Please indicate any changes of address for deliveries and payments, if applicable:

 

Address       If permanent change of address, check here:  
         
City     Daytime telephone number:    
         
State     Evening telephone number:  
         
Zip     Email address:  

 

3.     Transfer Your Rights: If you want some or all of your unexercised Rights transferred to a designated transferee, or to a bank or broker to sell for you, check the box for this section and complete the requested information below. If you choose to transfer your Rights, your completed Rights Certificate (together with a properly completed and executed Internal Revenue Service Form W-8 or W-9, as applicable) must be received by the Subscription Agent by 11:00 A.M., New York City time, on July 14, 2026 (five business days prior to the Expiration Time, as may be adjusted in the event of an extension of the Expiration Time).  Please see Paragraph 3 of the Instructions accompanying this Rights Certificate for timing considerations relating to the transfer of Rights.

 

For value received,                              of the Rights represented by this Form of Exercise, Sale or Transfer are assigned to:

 

Print Full Name of Bank or Broker or Assignee and Assignee’s Social Security Number

 

__________________________________

  

 

Print Full Address of Bank or Broker or Assignee    ________________________________________________________

 

Signature(s) of Assignor(s)   _________________________________________________________________________

 

 

4.     New Certificate for Unexercised Rights:  If you want a new Rights Certificate evidencing any unexercised Rights delivered to you or to someone else, please complete the requested information below. Please see the Instructions accompanying this Rights Certificate for timing considerations relating to requesting a new Rights Certificate.

 

Print Rights Holder’s Full Name and Social Security Number Address for delivery of certificate representing unexercised Rights (if any)

 

5. Signature:

 

The signature(s) on this Form of Exercise, Sale or Transfer must correspond with the name(s) of the registered holder(s) exactly as it appears on the face of the Rights Certificate without any alteration or change whatsoever. In the case of joint registered holders, each person must sign this Form of Exercise, Sale or Transfer in accordance with the foregoing.
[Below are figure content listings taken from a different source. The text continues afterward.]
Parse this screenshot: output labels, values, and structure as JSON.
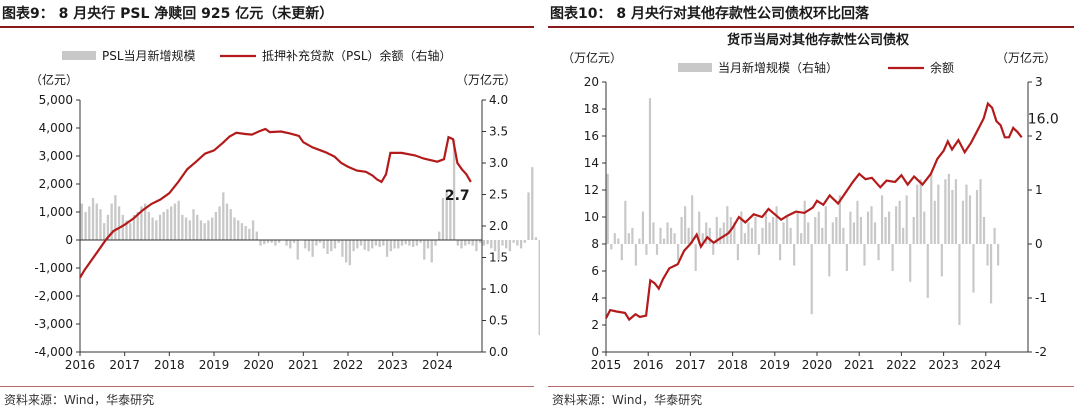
{
  "left": {
    "fig_title": "图表9：  8 月央行 PSL 净赎回 925 亿元（未更新）",
    "source": "资料来源：Wind，华泰研究",
    "chart_data": {
      "type": "bar+line",
      "left_unit": "（亿元）",
      "right_unit": "（万亿元）",
      "bar_series": {
        "name": "PSL当月新增规模",
        "color": "#c8c8c8"
      },
      "line_series": {
        "name": "抵押补充贷款（PSL）余额（右轴）",
        "color": "#b31b1b"
      },
      "left_ylim": [
        -4000,
        5000
      ],
      "left_ticks": [
        "5,000",
        "4,000",
        "3,000",
        "2,000",
        "1,000",
        "0",
        "-1,000",
        "-2,000",
        "-3,000",
        "-4,000"
      ],
      "right_ylim": [
        0.0,
        4.0
      ],
      "right_ticks": [
        "4.0",
        "3.5",
        "3.0",
        "2.5",
        "2.0",
        "1.5",
        "1.0",
        "0.5",
        "0.0"
      ],
      "x_labels": [
        "2016",
        "2017",
        "2018",
        "2019",
        "2020",
        "2021",
        "2022",
        "2023",
        "2024"
      ],
      "x_start": 2016.0,
      "end_label": "2.7",
      "bars": [
        1300,
        1000,
        1200,
        1500,
        1300,
        1100,
        600,
        900,
        1300,
        1600,
        1200,
        900,
        700,
        600,
        900,
        1000,
        1200,
        1300,
        1000,
        800,
        700,
        900,
        1000,
        1100,
        1200,
        1300,
        1400,
        900,
        800,
        700,
        1100,
        900,
        700,
        600,
        700,
        800,
        1000,
        1200,
        1700,
        1300,
        1100,
        800,
        700,
        600,
        500,
        400,
        700,
        300,
        -200,
        -150,
        -100,
        -100,
        -200,
        -100,
        0,
        -200,
        -300,
        -100,
        -700,
        0,
        -300,
        -400,
        -600,
        -200,
        -100,
        -300,
        -500,
        -400,
        -300,
        -100,
        -600,
        -800,
        -900,
        -400,
        -300,
        -200,
        -350,
        -400,
        -300,
        -200,
        -250,
        -200,
        -600,
        -400,
        -300,
        -300,
        -200,
        -150,
        -200,
        -250,
        -200,
        -100,
        -700,
        -300,
        -800,
        -200,
        300,
        1500,
        1800,
        1500,
        3600,
        -200,
        -300,
        -200,
        -150,
        -200,
        -400,
        -100,
        -200,
        -150,
        -300,
        -400,
        -700,
        -200,
        -300,
        -400,
        -100,
        -200,
        -300,
        -100,
        1700,
        2600,
        100,
        -3400,
        -400,
        -500,
        -800,
        -1200,
        -900
      ],
      "line": [
        [
          2016.0,
          1.18
        ],
        [
          2016.1,
          1.3
        ],
        [
          2016.25,
          1.45
        ],
        [
          2016.4,
          1.6
        ],
        [
          2016.5,
          1.7
        ],
        [
          2016.6,
          1.8
        ],
        [
          2016.75,
          1.92
        ],
        [
          2016.9,
          1.98
        ],
        [
          2017.0,
          2.02
        ],
        [
          2017.2,
          2.12
        ],
        [
          2017.4,
          2.25
        ],
        [
          2017.6,
          2.35
        ],
        [
          2017.8,
          2.42
        ],
        [
          2018.0,
          2.52
        ],
        [
          2018.2,
          2.7
        ],
        [
          2018.4,
          2.9
        ],
        [
          2018.6,
          3.02
        ],
        [
          2018.8,
          3.15
        ],
        [
          2019.0,
          3.2
        ],
        [
          2019.2,
          3.32
        ],
        [
          2019.35,
          3.42
        ],
        [
          2019.5,
          3.48
        ],
        [
          2019.7,
          3.46
        ],
        [
          2019.85,
          3.45
        ],
        [
          2020.0,
          3.5
        ],
        [
          2020.15,
          3.54
        ],
        [
          2020.25,
          3.49
        ],
        [
          2020.5,
          3.5
        ],
        [
          2020.7,
          3.47
        ],
        [
          2020.9,
          3.43
        ],
        [
          2021.0,
          3.33
        ],
        [
          2021.2,
          3.25
        ],
        [
          2021.5,
          3.17
        ],
        [
          2021.7,
          3.1
        ],
        [
          2021.85,
          3.0
        ],
        [
          2022.0,
          2.94
        ],
        [
          2022.2,
          2.88
        ],
        [
          2022.4,
          2.86
        ],
        [
          2022.55,
          2.8
        ],
        [
          2022.65,
          2.74
        ],
        [
          2022.75,
          2.7
        ],
        [
          2022.85,
          2.82
        ],
        [
          2022.95,
          3.16
        ],
        [
          2023.2,
          3.16
        ],
        [
          2023.5,
          3.12
        ],
        [
          2023.7,
          3.07
        ],
        [
          2024.0,
          3.02
        ],
        [
          2024.15,
          3.06
        ],
        [
          2024.25,
          3.41
        ],
        [
          2024.35,
          3.38
        ],
        [
          2024.45,
          3.0
        ],
        [
          2024.55,
          2.9
        ],
        [
          2024.65,
          2.82
        ],
        [
          2024.75,
          2.7
        ]
      ]
    }
  },
  "right": {
    "fig_title": "图表10：  8 月央行对其他存款性公司债权环比回落",
    "source": "资料来源：Wind，华泰研究",
    "chart_data": {
      "type": "bar+line",
      "title": "货币当局对其他存款性公司债权",
      "left_unit": "（万亿元）",
      "right_unit": "（万亿元）",
      "bar_series": {
        "name": "当月新增规模（右轴）",
        "color": "#c8c8c8"
      },
      "line_series": {
        "name": "余额",
        "color": "#b31b1b"
      },
      "left_ylim": [
        0,
        20
      ],
      "left_ticks": [
        "20",
        "18",
        "16",
        "14",
        "12",
        "10",
        "8",
        "6",
        "4",
        "2",
        "0"
      ],
      "right_ylim": [
        -2,
        3
      ],
      "right_ticks": [
        "3",
        "2",
        "1",
        "0",
        "-1",
        "-2"
      ],
      "x_labels": [
        "2015",
        "2016",
        "2017",
        "2018",
        "2019",
        "2020",
        "2021",
        "2022",
        "2023",
        "2024"
      ],
      "x_start": 2015.0,
      "end_label": "16.0",
      "bars": [
        1.3,
        -0.1,
        0.2,
        0.1,
        -0.3,
        0.8,
        0.2,
        0.3,
        -0.4,
        0.1,
        0.6,
        -0.2,
        2.7,
        0.4,
        -0.2,
        0.3,
        0.1,
        0.4,
        0.3,
        0.2,
        -0.3,
        0.5,
        0.7,
        0.3,
        0.9,
        -0.5,
        0.6,
        0.2,
        0.4,
        0.3,
        -0.2,
        0.5,
        0.3,
        0.4,
        0.7,
        0.5,
        0.4,
        -0.3,
        0.6,
        0.2,
        0.4,
        0.3,
        0.5,
        -0.2,
        0.3,
        0.6,
        0.4,
        0.5,
        0.7,
        -0.3,
        0.4,
        0.5,
        0.3,
        -0.4,
        0.6,
        0.2,
        0.8,
        0.4,
        -1.3,
        0.5,
        0.6,
        0.3,
        0.7,
        -0.6,
        0.4,
        0.5,
        0.9,
        0.3,
        -0.5,
        0.6,
        0.4,
        0.8,
        0.5,
        -0.4,
        0.6,
        0.7,
        0.4,
        -0.3,
        0.9,
        0.5,
        0.6,
        -0.5,
        0.7,
        0.8,
        0.3,
        0.9,
        -0.7,
        0.5,
        1.1,
        1.2,
        0.6,
        -1.0,
        1.3,
        0.8,
        1.1,
        -0.6,
        1.2,
        1.3,
        1.0,
        1.2,
        -1.5,
        0.8,
        1.1,
        0.9,
        -0.9,
        1.0,
        1.2,
        0.5,
        -0.4,
        -1.1,
        0.3,
        -0.4
      ]
    }
  }
}
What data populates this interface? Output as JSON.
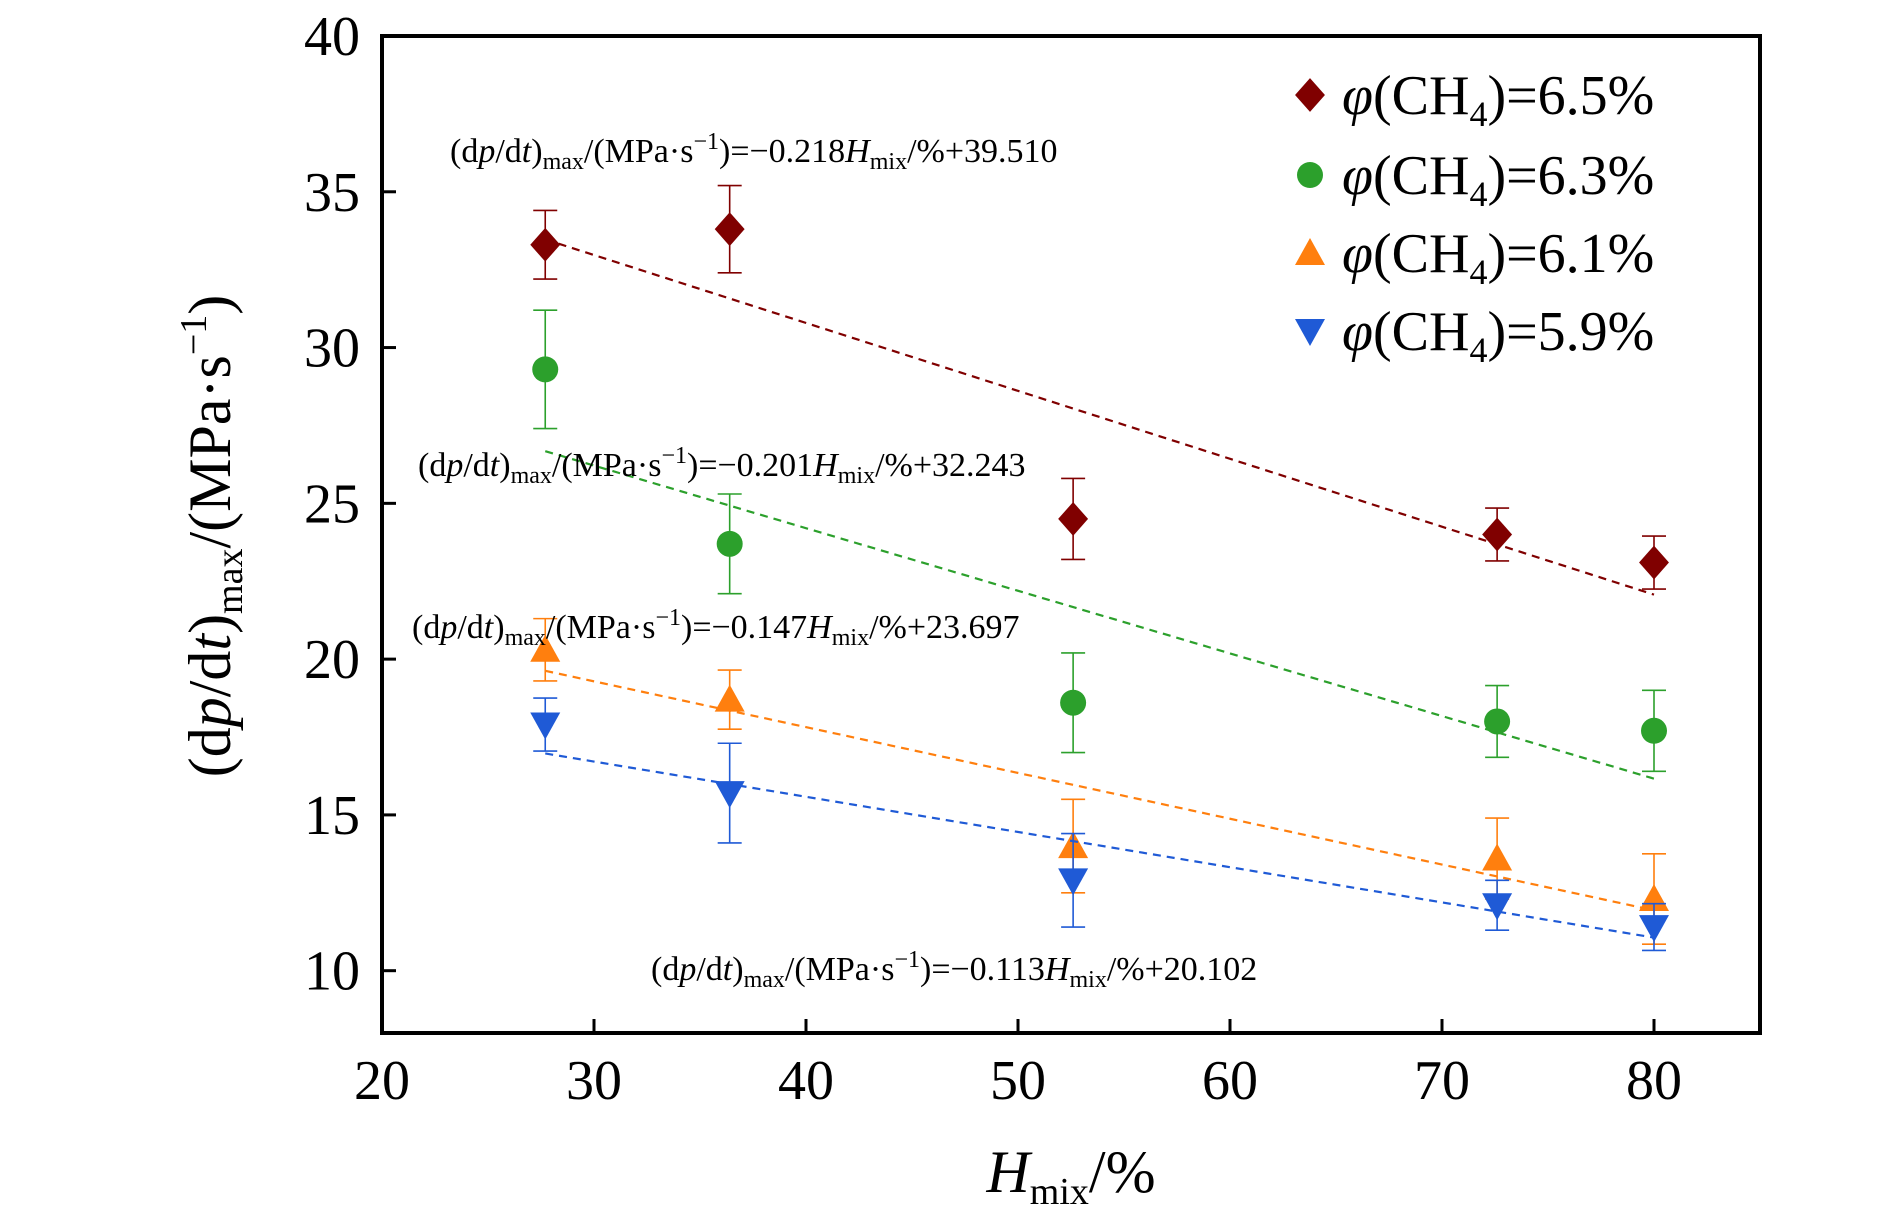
{
  "chart_data": {
    "type": "scatter",
    "xlim": [
      20,
      85
    ],
    "ylim": [
      8,
      40
    ],
    "x_ticks": [
      "20",
      "30",
      "40",
      "50",
      "60",
      "70",
      "80"
    ],
    "y_ticks": [
      "10",
      "15",
      "20",
      "25",
      "30",
      "35",
      "40"
    ],
    "xlabel": {
      "main": "H",
      "sub": "mix",
      "rest": "/%"
    },
    "ylabel": {
      "pre": "(d",
      "var1": "p",
      "mid": "/d",
      "var2": "t",
      "close": ")",
      "sub": "max",
      "rest": "/(MPa·s",
      "sup": "−1",
      "end": ")"
    },
    "legend_position": "top-right",
    "grid": false,
    "series": [
      {
        "name": {
          "phi": "φ",
          "pre": "(CH",
          "sub": "4",
          "post": ")=6.5%"
        },
        "marker": "diamond",
        "color": "#800000",
        "x": [
          27.7,
          36.4,
          52.6,
          72.6,
          80.0
        ],
        "y": [
          33.3,
          33.8,
          24.5,
          24.0,
          23.1
        ],
        "err": [
          1.1,
          1.4,
          1.3,
          0.85,
          0.85
        ],
        "fit": {
          "slope": -0.218,
          "intercept": 39.51,
          "x_range": [
            27.7,
            80.0
          ]
        },
        "equation": {
          "pre": "(d",
          "v1": "p",
          "mid": "/d",
          "v2": "t",
          "sub1": "max",
          "unit": "/(MPa·s",
          "sup": "−1",
          "eq": ")=−0.218",
          "H": "H",
          "sub2": "mix",
          "tail": "/%+39.510"
        }
      },
      {
        "name": {
          "phi": "φ",
          "pre": "(CH",
          "sub": "4",
          "post": ")=6.3%"
        },
        "marker": "circle",
        "color": "#2ca02c",
        "x": [
          27.7,
          36.4,
          52.6,
          72.6,
          80.0
        ],
        "y": [
          29.3,
          23.7,
          18.6,
          18.0,
          17.7
        ],
        "err": [
          1.9,
          1.6,
          1.6,
          1.15,
          1.3
        ],
        "fit": {
          "slope": -0.201,
          "intercept": 32.243,
          "x_range": [
            27.7,
            80.0
          ]
        },
        "equation": {
          "pre": "(d",
          "v1": "p",
          "mid": "/d",
          "v2": "t",
          "sub1": "max",
          "unit": "/(MPa·s",
          "sup": "−1",
          "eq": ")=−0.201",
          "H": "H",
          "sub2": "mix",
          "tail": "/%+32.243"
        }
      },
      {
        "name": {
          "phi": "φ",
          "pre": "(CH",
          "sub": "4",
          "post": ")=6.1%"
        },
        "marker": "triangle-up",
        "color": "#ff7f0e",
        "x": [
          27.7,
          36.4,
          52.6,
          72.6,
          80.0
        ],
        "y": [
          20.3,
          18.7,
          14.0,
          13.6,
          12.3
        ],
        "err": [
          1.0,
          0.95,
          1.5,
          1.3,
          1.45
        ],
        "fit": {
          "slope": -0.147,
          "intercept": 23.697,
          "x_range": [
            27.7,
            80.0
          ]
        },
        "equation": {
          "pre": "(d",
          "v1": "p",
          "mid": "/d",
          "v2": "t",
          "sub1": "max",
          "unit": "/(MPa·s",
          "sup": "−1",
          "eq": ")=−0.147",
          "H": "H",
          "sub2": "mix",
          "tail": "/%+23.697"
        }
      },
      {
        "name": {
          "phi": "φ",
          "pre": "(CH",
          "sub": "4",
          "post": ")=5.9%"
        },
        "marker": "triangle-down",
        "color": "#1f5ad6",
        "x": [
          27.7,
          36.4,
          52.6,
          72.6,
          80.0
        ],
        "y": [
          17.9,
          15.7,
          12.9,
          12.1,
          11.4
        ],
        "err": [
          0.85,
          1.6,
          1.5,
          0.8,
          0.75
        ],
        "fit": {
          "slope": -0.113,
          "intercept": 20.102,
          "x_range": [
            27.7,
            80.0
          ]
        },
        "equation": {
          "pre": "(d",
          "v1": "p",
          "mid": "/d",
          "v2": "t",
          "sub1": "max",
          "unit": "/(MPa·s",
          "sup": "−1",
          "eq": ")=−0.113",
          "H": "H",
          "sub2": "mix",
          "tail": "/%+20.102"
        }
      }
    ]
  }
}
If you sign this Form of Exercise, Sale or Transfer in your capacity as a trustee, executor, administrator, guardian, attorney-in- fact, agent, officer or a corporation or other fiduciary or representative, you must indicate the capacity in which you are signing when you sign and, if requested by the Subscription Agent in its sole and absolute discretion, you must present to the Subscription Agent satisfactory evidence of your authority to sign in that capacity.

 

If you wish to transfer your Rights, then your signature must be guaranteed by an Eligible Guarantor Institution, as that term is defined in Rule 17Ad-15 of the Securities Exchange Act of 1934, as amended, with membership in an approved signature guarantee medallion program pursuant to that rule, which may include: (a) a commercial bank or trust company; (b) a member firm of a domestic stock exchange; or (c) a savings bank or credit union.

 

 

 

 
Signature (name of bank or firm)  
   

 

 

 
Guaranteed by (signature/title)  

 

 

 

DELIVERY OF THIS FORM OF EXERCISE, SALE OR TRANSFER TO AN ADDRESS OTHER THAN AS SET FORTH ABOVE DOES NOT CONSTITUTE A VALID DELIVERY.